The output files are:

  • final.vcf - this is likely the only file you want. It is a VCF file of the final call set.
  • cortex.vcf and samtools.vcf - these are the two calls sets made in stage 4, used as input to Minos to make the final call set.
  • map.bam - the mapped reads in a sorted BAM file (only present if the option --keep_bam was used).
  • final.gvcf - a GVCF file. At variant sites, the record from minos is used. At all other positions, the VCF record from samtools is used.

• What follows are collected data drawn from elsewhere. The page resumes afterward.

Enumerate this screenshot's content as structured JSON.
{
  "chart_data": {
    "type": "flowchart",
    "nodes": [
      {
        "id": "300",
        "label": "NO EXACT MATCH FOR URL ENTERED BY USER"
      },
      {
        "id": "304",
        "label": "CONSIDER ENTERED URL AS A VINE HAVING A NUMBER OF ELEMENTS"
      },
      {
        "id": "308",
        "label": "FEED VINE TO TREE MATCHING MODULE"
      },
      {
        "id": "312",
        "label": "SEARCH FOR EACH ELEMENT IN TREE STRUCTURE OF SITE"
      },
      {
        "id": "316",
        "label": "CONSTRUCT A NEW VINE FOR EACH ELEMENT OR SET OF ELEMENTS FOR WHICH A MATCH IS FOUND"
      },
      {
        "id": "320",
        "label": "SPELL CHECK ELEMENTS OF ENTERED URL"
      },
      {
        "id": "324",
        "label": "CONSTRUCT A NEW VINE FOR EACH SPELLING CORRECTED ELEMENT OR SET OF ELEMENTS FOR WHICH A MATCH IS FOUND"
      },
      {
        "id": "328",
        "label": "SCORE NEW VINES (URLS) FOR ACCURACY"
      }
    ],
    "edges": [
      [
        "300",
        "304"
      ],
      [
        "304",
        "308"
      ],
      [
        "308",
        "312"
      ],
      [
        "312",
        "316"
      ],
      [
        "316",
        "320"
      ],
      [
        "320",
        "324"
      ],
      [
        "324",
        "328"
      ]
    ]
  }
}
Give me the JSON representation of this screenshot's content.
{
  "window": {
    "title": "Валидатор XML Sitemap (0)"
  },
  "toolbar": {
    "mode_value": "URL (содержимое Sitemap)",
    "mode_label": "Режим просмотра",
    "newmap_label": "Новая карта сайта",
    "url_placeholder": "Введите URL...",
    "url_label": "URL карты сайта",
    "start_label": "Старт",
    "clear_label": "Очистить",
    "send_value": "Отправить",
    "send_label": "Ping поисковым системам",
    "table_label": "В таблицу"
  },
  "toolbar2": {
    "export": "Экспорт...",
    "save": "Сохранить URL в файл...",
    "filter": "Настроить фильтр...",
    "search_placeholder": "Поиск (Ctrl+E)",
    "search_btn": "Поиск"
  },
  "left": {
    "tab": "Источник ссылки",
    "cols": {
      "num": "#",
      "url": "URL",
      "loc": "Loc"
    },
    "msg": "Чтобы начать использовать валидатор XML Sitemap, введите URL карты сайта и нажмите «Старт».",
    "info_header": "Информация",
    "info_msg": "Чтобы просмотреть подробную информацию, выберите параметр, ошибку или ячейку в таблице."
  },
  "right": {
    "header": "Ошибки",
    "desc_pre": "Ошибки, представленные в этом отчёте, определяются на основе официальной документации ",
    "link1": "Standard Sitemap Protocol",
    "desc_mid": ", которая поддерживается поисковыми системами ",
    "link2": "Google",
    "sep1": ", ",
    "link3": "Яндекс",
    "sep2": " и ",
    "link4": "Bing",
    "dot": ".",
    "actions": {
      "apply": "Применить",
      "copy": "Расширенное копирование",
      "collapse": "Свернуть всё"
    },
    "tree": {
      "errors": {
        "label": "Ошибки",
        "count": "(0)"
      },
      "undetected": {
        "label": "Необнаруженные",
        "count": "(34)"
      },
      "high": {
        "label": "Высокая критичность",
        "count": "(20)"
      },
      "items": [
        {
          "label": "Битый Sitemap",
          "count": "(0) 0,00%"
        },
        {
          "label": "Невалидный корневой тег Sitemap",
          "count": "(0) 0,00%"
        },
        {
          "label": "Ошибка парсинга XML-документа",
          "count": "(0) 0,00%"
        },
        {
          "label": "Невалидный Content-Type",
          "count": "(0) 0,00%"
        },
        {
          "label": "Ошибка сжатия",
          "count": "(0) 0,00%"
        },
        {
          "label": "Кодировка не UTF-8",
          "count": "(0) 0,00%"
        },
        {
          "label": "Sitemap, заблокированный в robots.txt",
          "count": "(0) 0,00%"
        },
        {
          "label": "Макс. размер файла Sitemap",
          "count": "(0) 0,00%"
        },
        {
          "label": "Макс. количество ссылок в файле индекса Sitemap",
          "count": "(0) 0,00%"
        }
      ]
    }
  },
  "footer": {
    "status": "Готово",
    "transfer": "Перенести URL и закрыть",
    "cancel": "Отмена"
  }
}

  • final.gvcf.fasta - a FASTA file generated from the GVCF, containing the inferred genome. Insertions in the sample sequence are removed, and deletions are replaced with Ns. This means that the sequence has the same length as the reference sequence. Low depth (<5) and heterozygous (FRS < 0.9) are replaced with Ns.